After weeks of buzz surrounding Facebook’s new feature announcement last week, we’ve finally gotten a good look at the much hailed “Graph Search” function. Using Facebook’s vast library of information liked, shared, and documented by its users, Facebook is now allowing users to search through their friends and their interests in a fascinating new way. Unlike a traditional people search or the old-school search bar on Facebook’s homepage, users don’t need to search by name to get interesting information about their friends–they can search by location, interest, check-ins and more, cross-referencing the information Facebook has about its users to get a look at who likes what and how.

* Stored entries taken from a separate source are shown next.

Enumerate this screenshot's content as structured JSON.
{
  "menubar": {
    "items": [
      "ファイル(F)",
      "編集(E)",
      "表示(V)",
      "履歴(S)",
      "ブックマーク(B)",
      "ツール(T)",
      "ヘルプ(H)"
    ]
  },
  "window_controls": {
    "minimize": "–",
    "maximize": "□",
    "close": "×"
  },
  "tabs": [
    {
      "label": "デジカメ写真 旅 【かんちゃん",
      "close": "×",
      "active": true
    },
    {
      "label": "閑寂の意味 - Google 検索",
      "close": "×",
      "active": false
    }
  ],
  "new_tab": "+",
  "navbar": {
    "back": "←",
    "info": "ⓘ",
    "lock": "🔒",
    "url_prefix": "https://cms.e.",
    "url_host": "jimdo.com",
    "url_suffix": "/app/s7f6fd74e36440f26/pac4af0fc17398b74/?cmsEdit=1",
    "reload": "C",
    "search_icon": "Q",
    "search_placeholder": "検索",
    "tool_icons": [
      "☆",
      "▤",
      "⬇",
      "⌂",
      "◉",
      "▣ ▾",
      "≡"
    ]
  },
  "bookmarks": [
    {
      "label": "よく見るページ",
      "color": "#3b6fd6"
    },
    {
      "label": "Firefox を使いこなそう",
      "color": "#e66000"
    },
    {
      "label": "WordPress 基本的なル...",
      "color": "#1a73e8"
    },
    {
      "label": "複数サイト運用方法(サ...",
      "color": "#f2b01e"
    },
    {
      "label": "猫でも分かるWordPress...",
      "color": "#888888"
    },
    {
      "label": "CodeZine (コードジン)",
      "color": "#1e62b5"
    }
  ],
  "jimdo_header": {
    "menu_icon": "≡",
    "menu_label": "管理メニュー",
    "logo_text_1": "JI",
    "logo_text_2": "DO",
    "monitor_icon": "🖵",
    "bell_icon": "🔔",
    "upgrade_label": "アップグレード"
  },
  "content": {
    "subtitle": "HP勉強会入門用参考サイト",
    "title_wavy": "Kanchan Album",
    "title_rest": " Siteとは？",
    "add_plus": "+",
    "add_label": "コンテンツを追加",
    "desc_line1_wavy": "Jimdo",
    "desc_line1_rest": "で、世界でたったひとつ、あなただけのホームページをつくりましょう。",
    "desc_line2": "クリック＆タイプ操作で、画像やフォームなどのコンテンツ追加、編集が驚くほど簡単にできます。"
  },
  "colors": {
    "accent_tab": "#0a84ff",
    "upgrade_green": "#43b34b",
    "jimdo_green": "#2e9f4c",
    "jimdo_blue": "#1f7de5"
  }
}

Graph Search works like a series of filters. Rather than searching for a name or a place, Graph Search lets you specify the characteristics you’re looking for to narrow down a list like your list of friends or the friends of your friends. This allows you to sort down the people you know on Facebook into usefully short lists. (Check out the examples below for more about this.)The feature doesn’t make any additional private information public–it only draws from the things people have shared and liked publicly on Facebook, which means it is only as useful as your friends are active on Facebook. It does make information about your friends really easy to access though, so this is also a good time to revisit your privacy settings to be sure you’re not sharing more than you meant to.
How is it useful? Well, for example, if you were planning an outing to a local jazz musician’s show, with Facebook’s new search tools you could look up which of your friends live in the area and like jazz music, or even which friends like the specific artist you have in mind. Looking for a place to eat before the show? You can use Graph Search to check out which restaurants near the venue have been liked by your friends, or even which restaurants your friends have checked in at, if you’d like to ask for a personal review from one of them.
Is Graph Search a good way to find someone you’re not already friends with? In most situations, no, not really. Graph search is great if you have a list of interests, a location, or a set of preferences and you’re looking for people who share those characteristics, but it’s not designed to help you find a specific person. The one (admittedly useful) exception to this is if you meet someone, say at a friend’s party, and you can’t remember her name. If you know just a few things about her, you can easily get a short list of people who fit those things. For example, if you meet someone at your friend Paul’s birthday party and can only remember that she went to the University of Iowa, she works for Google, and she really likes dogs, you could quickly pull up a list all of Paul’s friends who went to the University of Iowa, work for Google, and like dogs, which is a lot easier to look through than all of Paul’s friends.
So how will it change how I use Facebook? Well, for most people, it won’t change anything for quite a while. Graph Search is out in an extremely limited beta, so only a tiny fraction of Facebook’s users have access to it now. (If you’d like to get it sooner rather than later, you can sign up for the waitlist on Facebook now.) As the feature is rolled out to more users, it should get progressively more useful.
Once it’s in wide use, it could certainly change how you use Facebook. For one thing, Graph Search incentivizes sharing a lot more information, so the search function can include you in its results for your friends. If you’ve been waiting to update the list of artists you like or more information about places you’ve been, Graph Search may be a good reason to get that stuff up now. That said, it may also raise privacy concerns for a lot of users, so consider carefully how much information you’re ok with people being able to see about you and revisit your privacy settings to be sure you’re not sharing more than you mean to.